Decide Which Test to Take
While the SAT and ACT are similar, they have a few differences. For example, the ACT includes a science section, but the SAT does not. Before choosing between the two, college applicants should take a practice test for each exam, one test prep expert recommends. Applicants should then focus on studying for the exam in which they had scored better.
Consider Writing Ability
When deciding which test is best for you, think about the writing portions for each exam. Although not required, some schools prefer applicants to take either the SAT essay or ACT writing section.
Test-takers must analyze one passage in 50 minutes in the SAT essay section. For the ACT writing section, students must argue a specific perspective in 40 minutes.
It’s best to take college entrance exams sooner rather than later, says one expert. If test-takers don’t get an ideal score the first time around, they may have time to refine their approach for studying and retake the exam.
Partner With Parents
One test expert says parents can help students with everything from finding a quiet place to study for the entrance exam to planning a study schedule and identifying areas of improvement.

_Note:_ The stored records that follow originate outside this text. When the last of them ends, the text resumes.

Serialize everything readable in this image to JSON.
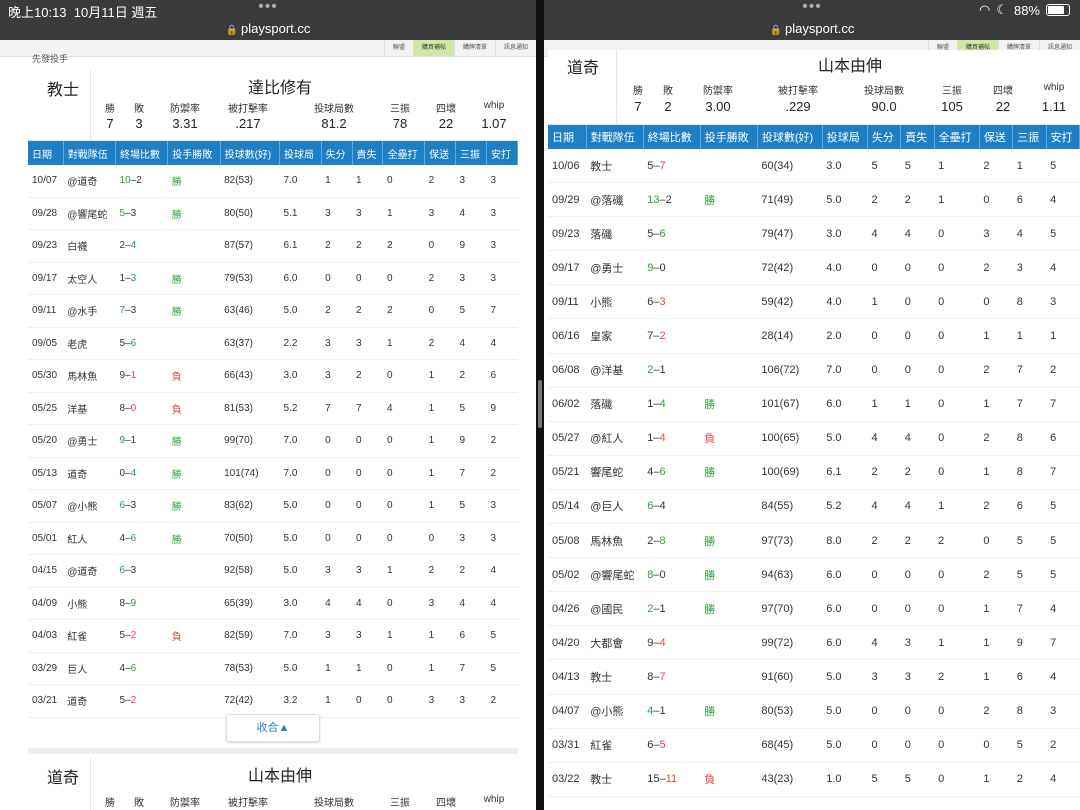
{
  "status": {
    "time": "晚上10:13",
    "date": "10月11日 週五",
    "battery": "88%",
    "wifi_icon": "wifi-icon",
    "moon_icon": "moon-icon"
  },
  "url": "playsport.cc",
  "sitebar": {
    "tab1": "聯盟",
    "tab2": "購買補帖",
    "tab3": "購牌清單",
    "tab4": "訊息通知"
  },
  "left": {
    "top_partial": "先發投手",
    "card1": {
      "team": "教士",
      "pitcher": "達比修有",
      "stat_labels": [
        "勝",
        "敗",
        "防禦率",
        "被打擊率",
        "投球局數",
        "三振",
        "四壞",
        "whip"
      ],
      "stat_values": [
        "7",
        "3",
        "3.31",
        ".217",
        "81.2",
        "78",
        "22",
        "1.07"
      ]
    },
    "headers": [
      "日期",
      "對戰隊伍",
      "終場比數",
      "投手勝敗",
      "投球數(好)",
      "投球局",
      "失分",
      "責失",
      "全壘打",
      "保送",
      "三振",
      "安打"
    ],
    "rows": [
      [
        "10/07",
        "@道奇",
        "10",
        "2",
        "勝",
        "82(53)",
        "7.0",
        "1",
        "1",
        "0",
        "2",
        "3",
        "3"
      ],
      [
        "09/28",
        "@響尾蛇",
        "5",
        "3",
        "勝",
        "80(50)",
        "5.1",
        "3",
        "3",
        "1",
        "3",
        "4",
        "3"
      ],
      [
        "09/23",
        "白襪",
        "2",
        "4",
        "",
        "87(57)",
        "6.1",
        "2",
        "2",
        "2",
        "0",
        "9",
        "3"
      ],
      [
        "09/17",
        "太空人",
        "1",
        "3",
        "勝",
        "79(53)",
        "6.0",
        "0",
        "0",
        "0",
        "2",
        "3",
        "3"
      ],
      [
        "09/11",
        "@水手",
        "7",
        "3",
        "勝",
        "63(46)",
        "5.0",
        "2",
        "2",
        "2",
        "0",
        "5",
        "7"
      ],
      [
        "09/05",
        "老虎",
        "5",
        "6",
        "",
        "63(37)",
        "2.2",
        "3",
        "3",
        "1",
        "2",
        "4",
        "4"
      ],
      [
        "05/30",
        "馬林魚",
        "9",
        "1",
        "負",
        "66(43)",
        "3.0",
        "3",
        "2",
        "0",
        "1",
        "2",
        "6"
      ],
      [
        "05/25",
        "洋基",
        "8",
        "0",
        "負",
        "81(53)",
        "5.2",
        "7",
        "7",
        "4",
        "1",
        "5",
        "9"
      ],
      [
        "05/20",
        "@勇士",
        "9",
        "1",
        "勝",
        "99(70)",
        "7.0",
        "0",
        "0",
        "0",
        "1",
        "9",
        "2"
      ],
      [
        "05/13",
        "道奇",
        "0",
        "4",
        "勝",
        "101(74)",
        "7.0",
        "0",
        "0",
        "0",
        "1",
        "7",
        "2"
      ],
      [
        "05/07",
        "@小熊",
        "6",
        "3",
        "勝",
        "83(62)",
        "5.0",
        "0",
        "0",
        "0",
        "1",
        "5",
        "3"
      ],
      [
        "05/01",
        "紅人",
        "4",
        "6",
        "勝",
        "70(50)",
        "5.0",
        "0",
        "0",
        "0",
        "0",
        "3",
        "3"
      ],
      [
        "04/15",
        "@道奇",
        "6",
        "3",
        "",
        "92(58)",
        "5.0",
        "3",
        "3",
        "1",
        "2",
        "2",
        "4"
      ],
      [
        "04/09",
        "小熊",
        "8",
        "9",
        "",
        "65(39)",
        "3.0",
        "4",
        "4",
        "0",
        "3",
        "4",
        "4"
      ],
      [
        "04/03",
        "紅雀",
        "5",
        "2",
        "負",
        "82(59)",
        "7.0",
        "3",
        "3",
        "1",
        "1",
        "6",
        "5"
      ],
      [
        "03/29",
        "巨人",
        "4",
        "6",
        "",
        "78(53)",
        "5.0",
        "1",
        "1",
        "0",
        "1",
        "7",
        "5"
      ],
      [
        "03/21",
        "道奇",
        "5",
        "2",
        "",
        "72(42)",
        "3.2",
        "1",
        "0",
        "0",
        "3",
        "3",
        "2"
      ]
    ],
    "left_colors": [
      "g",
      "g",
      "",
      "",
      "g",
      "",
      "r",
      "",
      "g",
      "",
      "g",
      "",
      "g",
      "",
      "",
      "r",
      "",
      ""
    ],
    "collapse": "收合▲",
    "card2": {
      "team": "道奇",
      "pitcher": "山本由伸",
      "stat_labels": [
        "勝",
        "敗",
        "防禦率",
        "被打擊率",
        "投球局數",
        "三振",
        "四壞",
        "whip"
      ]
    }
  },
  "right": {
    "card": {
      "team": "道奇",
      "pitcher": "山本由伸",
      "stat_labels": [
        "勝",
        "敗",
        "防禦率",
        "被打擊率",
        "投球局數",
        "三振",
        "四壞",
        "whip"
      ],
      "stat_values": [
        "7",
        "2",
        "3.00",
        ".229",
        "90.0",
        "105",
        "22",
        "1.11"
      ]
    },
    "headers": [
      "日期",
      "對戰隊伍",
      "終場比數",
      "投手勝敗",
      "投球數(好)",
      "投球局",
      "失分",
      "責失",
      "全壘打",
      "保送",
      "三振",
      "安打"
    ],
    "rows": [
      [
        "10/06",
        "教士",
        "5",
        "7",
        "",
        "60(34)",
        "3.0",
        "5",
        "5",
        "1",
        "2",
        "1",
        "5"
      ],
      [
        "09/29",
        "@落磯",
        "13",
        "2",
        "勝",
        "71(49)",
        "5.0",
        "2",
        "2",
        "1",
        "0",
        "6",
        "4"
      ],
      [
        "09/23",
        "落磯",
        "5",
        "6",
        "",
        "79(47)",
        "3.0",
        "4",
        "4",
        "0",
        "3",
        "4",
        "5"
      ],
      [
        "09/17",
        "@勇士",
        "9",
        "0",
        "",
        "72(42)",
        "4.0",
        "0",
        "0",
        "0",
        "2",
        "3",
        "4"
      ],
      [
        "09/11",
        "小熊",
        "6",
        "3",
        "",
        "59(42)",
        "4.0",
        "1",
        "0",
        "0",
        "0",
        "8",
        "3"
      ],
      [
        "06/16",
        "皇家",
        "7",
        "2",
        "",
        "28(14)",
        "2.0",
        "0",
        "0",
        "0",
        "1",
        "1",
        "1"
      ],
      [
        "06/08",
        "@洋基",
        "2",
        "1",
        "",
        "106(72)",
        "7.0",
        "0",
        "0",
        "0",
        "2",
        "7",
        "2"
      ],
      [
        "06/02",
        "落磯",
        "1",
        "4",
        "勝",
        "101(67)",
        "6.0",
        "1",
        "1",
        "0",
        "1",
        "7",
        "7"
      ],
      [
        "05/27",
        "@紅人",
        "1",
        "4",
        "負",
        "100(65)",
        "5.0",
        "4",
        "4",
        "0",
        "2",
        "8",
        "6"
      ],
      [
        "05/21",
        "響尾蛇",
        "4",
        "6",
        "勝",
        "100(69)",
        "6.1",
        "2",
        "2",
        "0",
        "1",
        "8",
        "7"
      ],
      [
        "05/14",
        "@巨人",
        "6",
        "4",
        "",
        "84(55)",
        "5.2",
        "4",
        "4",
        "1",
        "2",
        "6",
        "5"
      ],
      [
        "05/08",
        "馬林魚",
        "2",
        "8",
        "勝",
        "97(73)",
        "8.0",
        "2",
        "2",
        "2",
        "0",
        "5",
        "5"
      ],
      [
        "05/02",
        "@響尾蛇",
        "8",
        "0",
        "勝",
        "94(63)",
        "6.0",
        "0",
        "0",
        "0",
        "2",
        "5",
        "5"
      ],
      [
        "04/26",
        "@國民",
        "2",
        "1",
        "勝",
        "97(70)",
        "6.0",
        "0",
        "0",
        "0",
        "1",
        "7",
        "4"
      ],
      [
        "04/20",
        "大都會",
        "9",
        "4",
        "",
        "99(72)",
        "6.0",
        "4",
        "3",
        "1",
        "1",
        "9",
        "7"
      ],
      [
        "04/13",
        "教士",
        "8",
        "7",
        "",
        "91(60)",
        "5.0",
        "3",
        "3",
        "2",
        "1",
        "6",
        "4"
      ],
      [
        "04/07",
        "@小熊",
        "4",
        "1",
        "勝",
        "80(53)",
        "5.0",
        "0",
        "0",
        "0",
        "2",
        "8",
        "3"
      ],
      [
        "03/31",
        "紅雀",
        "6",
        "5",
        "",
        "68(45)",
        "5.0",
        "0",
        "0",
        "0",
        "0",
        "5",
        "2"
      ],
      [
        "03/22",
        "教士",
        "15",
        "11",
        "負",
        "43(23)",
        "1.0",
        "5",
        "5",
        "0",
        "1",
        "2",
        "4"
      ]
    ]
  }
}
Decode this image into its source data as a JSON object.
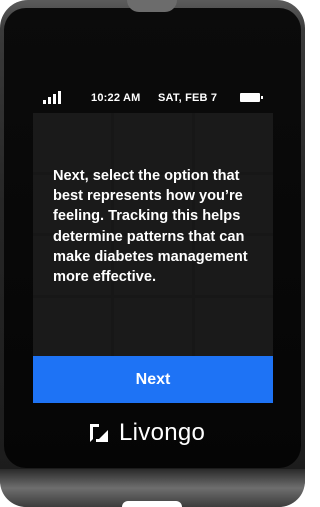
{
  "status": {
    "time": "10:22 AM",
    "date": "SAT, FEB 7",
    "signal_icon": "signal-bars-icon",
    "battery_icon": "battery-full-icon"
  },
  "main": {
    "message": "Next, select the option that best represents how you’re feeling. Tracking this helps determine patterns that can make diabetes management more effective.",
    "next_label": "Next"
  },
  "brand": {
    "name": "Livongo",
    "logo_icon": "livongo-logo-icon"
  },
  "colors": {
    "accent": "#1e73f5",
    "screen_bg": "#2a2a2a",
    "device_body": "#1b1b1b"
  }
}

Select the Right Test Prep Course
SAT and ACT test preparation courses can vary in many ways, such as class size and teaching style. College applicants should consider how much help they’ll need studying for the exam, how much they can pay for a class and what their ideal learning environment is, among other things, a test expert says.
Explore Other Test Prep Resources
While test preparation classes are one way to get ready for the SAT or ACT, other options are available that can cost a lot less. Libraries, for example, often stock test prep materials. High schoolers can also ask for help from their teachers, who may provide feedback on draft essays or recommend practice math problems.
Take Strong High School Courses
Some classes offered in high school may also help students prepare for the SAT and ACT exams. A class in trigonometry or AP English may help students with the math or English sections on either exam, a test expert says.
Set Realistic Goals
It’s important to create a study schedule that leaves students ample time for practice tests, says one test preparation expert. Prospective college students should also anticipate that some subjects may require additional review or that their practice test scores won’t increase as quickly as they would like. Test-takers should leave room for flexibility in their study schedules, one expert says.
Simulate Testing Conditions
When taking practice exams, it’s important for students to mimic the testing conditions that they’ll face on exam day, one test expert says. This includes sticking to the allotted time for each section and taking short breaks between sections.
Reject Myths About Standardized Tests
Some may believe the ACT is easier than the SAT or that it’s less difficult to prepare for the SAT than the ACT. Ignore these myths and others, one expert says. Both exams require lots of studying and hard work.